Article Preview
Top1. Introduction
Visual analytics have been shown to be effective for data exploration (Keim, 2002), but the requirement of computational power is high for global comparisons of disease trends. Cloud computing is a model for enabling ubiquitous, convenient, on-demand network access to a shared pool of configurable computing resources (e.g., networks, servers, storage, applications, and services) that can be rapidly provisioned and released with minimal management effort or service provider interaction. To the consumer, the capabilities available for provisioning often appear to be unlimited and can be appropriated in any quantity at any time (Mell & Grance, 2011). The elasticity of cloud computing meets the demand of high computational power for data exploration. Therefore, cloud computing is one of major enablers for explorations of data. This is a general shift of computer processing, storage, and software delivery away from the traditional desktop computers and local servers towards the cloud (Saranya & Sunitha, 2012).
Cancer is one of the leading causes of morbidity and mortality worldwide, with approximately 14 million new cases and 8.2 million cancer related deaths in 2012. It is expected that annual cancer cases will rise to 22 million within the next 2 decades. The prevalence of cancer varies by gender, age, ethnicity, geographical location, economic status, and so on. Generally, the cancer causes of death were common on breast, lung, liver, stomach, colon and rectum (International Agency for Research on Cancer World Health Organization, 2014). Although the age-standardized incidence rates on some cancer showed stable trends, but the prevalence of cancer has grown along with the ageing population. To better understand the progression of cancer, cancer registries were set up in different countries. The first population-based cancer registry was in Germany Hamburg in 1926 (Wagner, 1991). Cancer registries have been widely used in epidemiological research, so the World Health Organization (WHO) formed an International Agency for Research on Cancer (IARC) to collect cancer registry data across different countries. Descriptive studies use the registry database to examine differences in the incidence of cancer for different patient characteristics (Parkin, 2006). The data volume of the global cancer incidence is huge, so visual analytics can help to enhance the data interpretation on disease distribution and trends. It simplifies complex data to intuitive and interactive visual representation for faster and better understanding of the meaning of the data.

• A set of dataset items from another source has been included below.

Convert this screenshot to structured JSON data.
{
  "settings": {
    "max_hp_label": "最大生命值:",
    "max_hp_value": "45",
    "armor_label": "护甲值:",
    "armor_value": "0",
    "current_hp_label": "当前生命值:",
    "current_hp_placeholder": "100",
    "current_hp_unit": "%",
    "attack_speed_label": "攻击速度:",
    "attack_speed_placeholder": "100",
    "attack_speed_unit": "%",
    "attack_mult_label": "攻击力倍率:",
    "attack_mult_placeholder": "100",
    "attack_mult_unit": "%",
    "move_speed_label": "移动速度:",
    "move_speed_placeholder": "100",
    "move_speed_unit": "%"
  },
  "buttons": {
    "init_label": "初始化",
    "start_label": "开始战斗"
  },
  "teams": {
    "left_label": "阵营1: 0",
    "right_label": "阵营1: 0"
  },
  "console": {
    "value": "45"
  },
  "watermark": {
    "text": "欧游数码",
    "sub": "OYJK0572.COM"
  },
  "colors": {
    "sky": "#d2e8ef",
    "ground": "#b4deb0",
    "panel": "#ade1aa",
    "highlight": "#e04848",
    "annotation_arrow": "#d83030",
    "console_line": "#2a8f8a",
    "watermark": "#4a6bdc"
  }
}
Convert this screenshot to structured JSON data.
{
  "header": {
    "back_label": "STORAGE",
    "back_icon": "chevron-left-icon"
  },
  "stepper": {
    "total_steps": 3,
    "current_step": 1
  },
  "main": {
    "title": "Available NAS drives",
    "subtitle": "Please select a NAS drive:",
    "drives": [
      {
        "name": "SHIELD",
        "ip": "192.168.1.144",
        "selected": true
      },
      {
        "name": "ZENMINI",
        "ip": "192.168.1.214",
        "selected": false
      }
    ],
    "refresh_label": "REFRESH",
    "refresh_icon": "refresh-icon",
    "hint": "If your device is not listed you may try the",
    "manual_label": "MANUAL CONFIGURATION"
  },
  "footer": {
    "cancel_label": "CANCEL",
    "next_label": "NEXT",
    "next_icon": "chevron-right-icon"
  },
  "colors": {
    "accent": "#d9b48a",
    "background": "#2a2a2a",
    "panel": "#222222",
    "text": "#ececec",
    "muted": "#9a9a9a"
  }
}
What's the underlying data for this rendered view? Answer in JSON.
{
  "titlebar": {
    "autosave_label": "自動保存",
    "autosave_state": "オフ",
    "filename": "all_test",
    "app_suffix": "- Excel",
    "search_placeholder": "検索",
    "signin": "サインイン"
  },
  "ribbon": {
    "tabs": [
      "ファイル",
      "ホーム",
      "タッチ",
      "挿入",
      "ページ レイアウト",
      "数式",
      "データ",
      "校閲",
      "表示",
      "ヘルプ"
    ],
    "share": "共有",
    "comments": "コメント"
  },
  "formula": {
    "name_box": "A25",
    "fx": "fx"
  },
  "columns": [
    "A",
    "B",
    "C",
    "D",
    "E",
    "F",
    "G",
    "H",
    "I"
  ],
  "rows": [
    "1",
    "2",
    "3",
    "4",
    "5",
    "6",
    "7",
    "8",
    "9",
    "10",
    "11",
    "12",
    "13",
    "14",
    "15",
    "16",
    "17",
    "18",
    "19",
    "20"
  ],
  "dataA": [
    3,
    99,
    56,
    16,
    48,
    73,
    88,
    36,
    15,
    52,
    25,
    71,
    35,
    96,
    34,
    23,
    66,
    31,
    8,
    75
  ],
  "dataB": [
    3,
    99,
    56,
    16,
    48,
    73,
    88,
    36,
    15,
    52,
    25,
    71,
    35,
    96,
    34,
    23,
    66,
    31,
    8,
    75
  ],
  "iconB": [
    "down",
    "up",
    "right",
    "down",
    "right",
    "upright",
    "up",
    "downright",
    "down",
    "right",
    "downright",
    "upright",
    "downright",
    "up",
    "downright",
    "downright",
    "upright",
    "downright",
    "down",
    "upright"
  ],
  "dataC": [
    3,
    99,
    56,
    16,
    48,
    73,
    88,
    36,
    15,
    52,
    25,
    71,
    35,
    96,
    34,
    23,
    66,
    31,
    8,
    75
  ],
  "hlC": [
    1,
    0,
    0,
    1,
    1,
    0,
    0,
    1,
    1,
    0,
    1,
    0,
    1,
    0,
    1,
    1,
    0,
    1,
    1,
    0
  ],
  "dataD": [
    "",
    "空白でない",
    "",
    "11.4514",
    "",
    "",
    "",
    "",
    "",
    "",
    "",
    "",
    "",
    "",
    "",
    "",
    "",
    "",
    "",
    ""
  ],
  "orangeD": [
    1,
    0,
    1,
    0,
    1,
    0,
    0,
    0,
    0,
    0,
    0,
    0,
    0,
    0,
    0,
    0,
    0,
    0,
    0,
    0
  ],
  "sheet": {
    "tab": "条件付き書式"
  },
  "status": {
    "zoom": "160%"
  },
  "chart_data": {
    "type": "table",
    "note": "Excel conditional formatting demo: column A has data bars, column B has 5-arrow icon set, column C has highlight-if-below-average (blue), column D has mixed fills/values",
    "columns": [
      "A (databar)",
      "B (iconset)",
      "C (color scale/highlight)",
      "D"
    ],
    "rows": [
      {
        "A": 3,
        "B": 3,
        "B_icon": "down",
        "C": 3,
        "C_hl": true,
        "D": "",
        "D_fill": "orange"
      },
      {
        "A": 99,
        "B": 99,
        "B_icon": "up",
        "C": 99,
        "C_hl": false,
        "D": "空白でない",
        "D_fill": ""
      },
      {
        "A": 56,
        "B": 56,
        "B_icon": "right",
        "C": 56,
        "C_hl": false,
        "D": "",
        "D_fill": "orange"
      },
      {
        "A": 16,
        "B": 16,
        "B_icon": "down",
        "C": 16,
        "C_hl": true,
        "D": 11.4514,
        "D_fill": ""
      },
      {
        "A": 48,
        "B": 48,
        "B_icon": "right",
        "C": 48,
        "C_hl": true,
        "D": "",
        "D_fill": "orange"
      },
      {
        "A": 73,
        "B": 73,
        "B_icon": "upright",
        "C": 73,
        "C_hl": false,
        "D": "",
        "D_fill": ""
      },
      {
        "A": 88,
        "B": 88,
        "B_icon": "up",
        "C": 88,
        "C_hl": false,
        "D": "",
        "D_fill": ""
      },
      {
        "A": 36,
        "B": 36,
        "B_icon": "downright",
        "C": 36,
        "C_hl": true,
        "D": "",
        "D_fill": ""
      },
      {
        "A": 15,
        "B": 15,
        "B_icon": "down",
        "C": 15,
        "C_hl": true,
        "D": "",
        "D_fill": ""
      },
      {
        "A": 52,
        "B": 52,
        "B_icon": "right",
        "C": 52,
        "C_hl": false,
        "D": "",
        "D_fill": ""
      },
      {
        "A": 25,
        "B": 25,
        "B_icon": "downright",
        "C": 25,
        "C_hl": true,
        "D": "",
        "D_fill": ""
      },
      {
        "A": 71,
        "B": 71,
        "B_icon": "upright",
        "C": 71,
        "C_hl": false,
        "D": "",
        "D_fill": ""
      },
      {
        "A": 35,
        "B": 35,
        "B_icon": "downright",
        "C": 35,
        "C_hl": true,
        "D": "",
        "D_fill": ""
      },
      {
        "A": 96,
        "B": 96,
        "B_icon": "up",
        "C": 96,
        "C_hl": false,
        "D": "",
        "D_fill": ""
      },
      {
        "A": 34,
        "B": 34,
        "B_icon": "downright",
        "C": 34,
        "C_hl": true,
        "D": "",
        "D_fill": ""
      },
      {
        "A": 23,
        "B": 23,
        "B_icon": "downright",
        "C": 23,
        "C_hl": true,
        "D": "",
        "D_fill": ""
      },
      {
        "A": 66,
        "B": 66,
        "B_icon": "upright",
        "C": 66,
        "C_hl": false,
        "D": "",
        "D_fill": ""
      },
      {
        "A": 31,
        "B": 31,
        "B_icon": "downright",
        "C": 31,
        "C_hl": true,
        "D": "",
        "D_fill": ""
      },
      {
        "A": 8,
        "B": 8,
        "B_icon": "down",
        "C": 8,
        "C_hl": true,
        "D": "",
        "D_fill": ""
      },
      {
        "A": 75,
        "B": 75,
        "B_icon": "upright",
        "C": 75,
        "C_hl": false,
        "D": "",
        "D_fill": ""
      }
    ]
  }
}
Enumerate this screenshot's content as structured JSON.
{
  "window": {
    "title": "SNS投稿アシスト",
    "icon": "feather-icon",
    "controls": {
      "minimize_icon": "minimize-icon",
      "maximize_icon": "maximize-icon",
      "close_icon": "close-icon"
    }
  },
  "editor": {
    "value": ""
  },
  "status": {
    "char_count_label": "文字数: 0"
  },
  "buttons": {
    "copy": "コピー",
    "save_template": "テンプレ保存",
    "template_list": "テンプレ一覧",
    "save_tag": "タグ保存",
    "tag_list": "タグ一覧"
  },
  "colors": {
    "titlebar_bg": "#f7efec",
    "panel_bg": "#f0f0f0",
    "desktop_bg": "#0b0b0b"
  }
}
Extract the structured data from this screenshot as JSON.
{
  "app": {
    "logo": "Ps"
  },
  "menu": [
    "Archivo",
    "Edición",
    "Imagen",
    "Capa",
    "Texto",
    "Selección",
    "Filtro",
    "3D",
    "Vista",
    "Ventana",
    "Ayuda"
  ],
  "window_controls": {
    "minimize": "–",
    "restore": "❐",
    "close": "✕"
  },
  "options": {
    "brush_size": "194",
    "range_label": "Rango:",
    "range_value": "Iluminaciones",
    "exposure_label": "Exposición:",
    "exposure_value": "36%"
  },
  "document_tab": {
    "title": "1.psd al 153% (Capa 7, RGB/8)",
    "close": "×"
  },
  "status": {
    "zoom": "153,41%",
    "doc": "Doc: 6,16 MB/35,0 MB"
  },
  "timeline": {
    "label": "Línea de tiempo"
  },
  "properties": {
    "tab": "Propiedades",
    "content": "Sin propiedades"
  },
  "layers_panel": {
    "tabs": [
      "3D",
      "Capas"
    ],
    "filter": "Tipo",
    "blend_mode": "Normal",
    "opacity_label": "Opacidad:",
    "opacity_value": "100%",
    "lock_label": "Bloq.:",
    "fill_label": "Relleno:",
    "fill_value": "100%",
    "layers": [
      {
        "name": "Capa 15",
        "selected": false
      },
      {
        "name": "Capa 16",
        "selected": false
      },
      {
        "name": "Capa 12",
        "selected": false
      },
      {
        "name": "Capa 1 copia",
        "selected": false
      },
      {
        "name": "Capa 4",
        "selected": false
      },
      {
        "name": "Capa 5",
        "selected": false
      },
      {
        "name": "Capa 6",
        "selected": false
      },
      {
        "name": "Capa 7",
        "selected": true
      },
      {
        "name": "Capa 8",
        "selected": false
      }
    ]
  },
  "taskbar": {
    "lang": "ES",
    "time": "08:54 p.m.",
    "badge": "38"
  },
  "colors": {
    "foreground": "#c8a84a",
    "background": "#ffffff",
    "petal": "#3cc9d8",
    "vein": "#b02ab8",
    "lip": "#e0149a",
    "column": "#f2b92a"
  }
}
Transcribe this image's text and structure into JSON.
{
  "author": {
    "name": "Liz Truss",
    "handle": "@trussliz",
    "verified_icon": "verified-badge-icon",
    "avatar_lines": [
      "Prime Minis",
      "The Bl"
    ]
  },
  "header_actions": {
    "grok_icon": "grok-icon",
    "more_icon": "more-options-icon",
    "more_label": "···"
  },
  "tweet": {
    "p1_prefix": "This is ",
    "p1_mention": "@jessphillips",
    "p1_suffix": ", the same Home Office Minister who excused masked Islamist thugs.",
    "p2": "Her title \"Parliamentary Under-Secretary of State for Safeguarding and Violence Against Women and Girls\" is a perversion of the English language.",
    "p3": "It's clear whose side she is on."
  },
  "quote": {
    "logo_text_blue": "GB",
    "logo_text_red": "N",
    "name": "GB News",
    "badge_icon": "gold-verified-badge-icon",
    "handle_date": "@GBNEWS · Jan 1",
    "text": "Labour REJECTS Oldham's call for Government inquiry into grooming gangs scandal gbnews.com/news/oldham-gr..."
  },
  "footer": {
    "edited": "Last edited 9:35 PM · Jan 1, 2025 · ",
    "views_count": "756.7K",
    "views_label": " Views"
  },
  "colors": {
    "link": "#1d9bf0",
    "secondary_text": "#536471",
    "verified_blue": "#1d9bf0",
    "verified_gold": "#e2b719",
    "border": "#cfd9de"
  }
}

The main contribution in this study is to use a visual analytics platform (IBM Watson Analytics) to aid in visualizing differences in cancer trends and patterns embedded within data sourced from WHO cancer registries. The research aims to answer several major questions presented to us from cancer researchers, including, but not limited to (i) What are the top-ranking forms of cancers (ii) across different regions, (iii) across gender, (iv) over the years, (v) across high- and mid-income regions, and (vi) across different age groups? In the following session, we provide a visualization of the WHO data that enables us to intuitively answer these questions. In the future, such intuition can guide us in further explorations. For example, we can use the patterns to show the effectiveness of colorectal cancer (CRC) screening programme in US, and compare the results with some regions that do not have screening programme.
We selected the Choropleth map and the traditional line charts for demonstration. The Choropleth map used to present the population density in different geographical regions (MacEachren, Brewer, & Pickle, 1998). In this study, the regions with high volume of cancer incidence will appear with darker colors on the map. The line chart is the traditional way of presentation which shows data trends along timeline. In this study, line charts are used to demonstrate cancer trends across regions and different population groups, such as for different gender. A matrix of line charts is also developed for cross-sectional comparison between different age groups across the regions.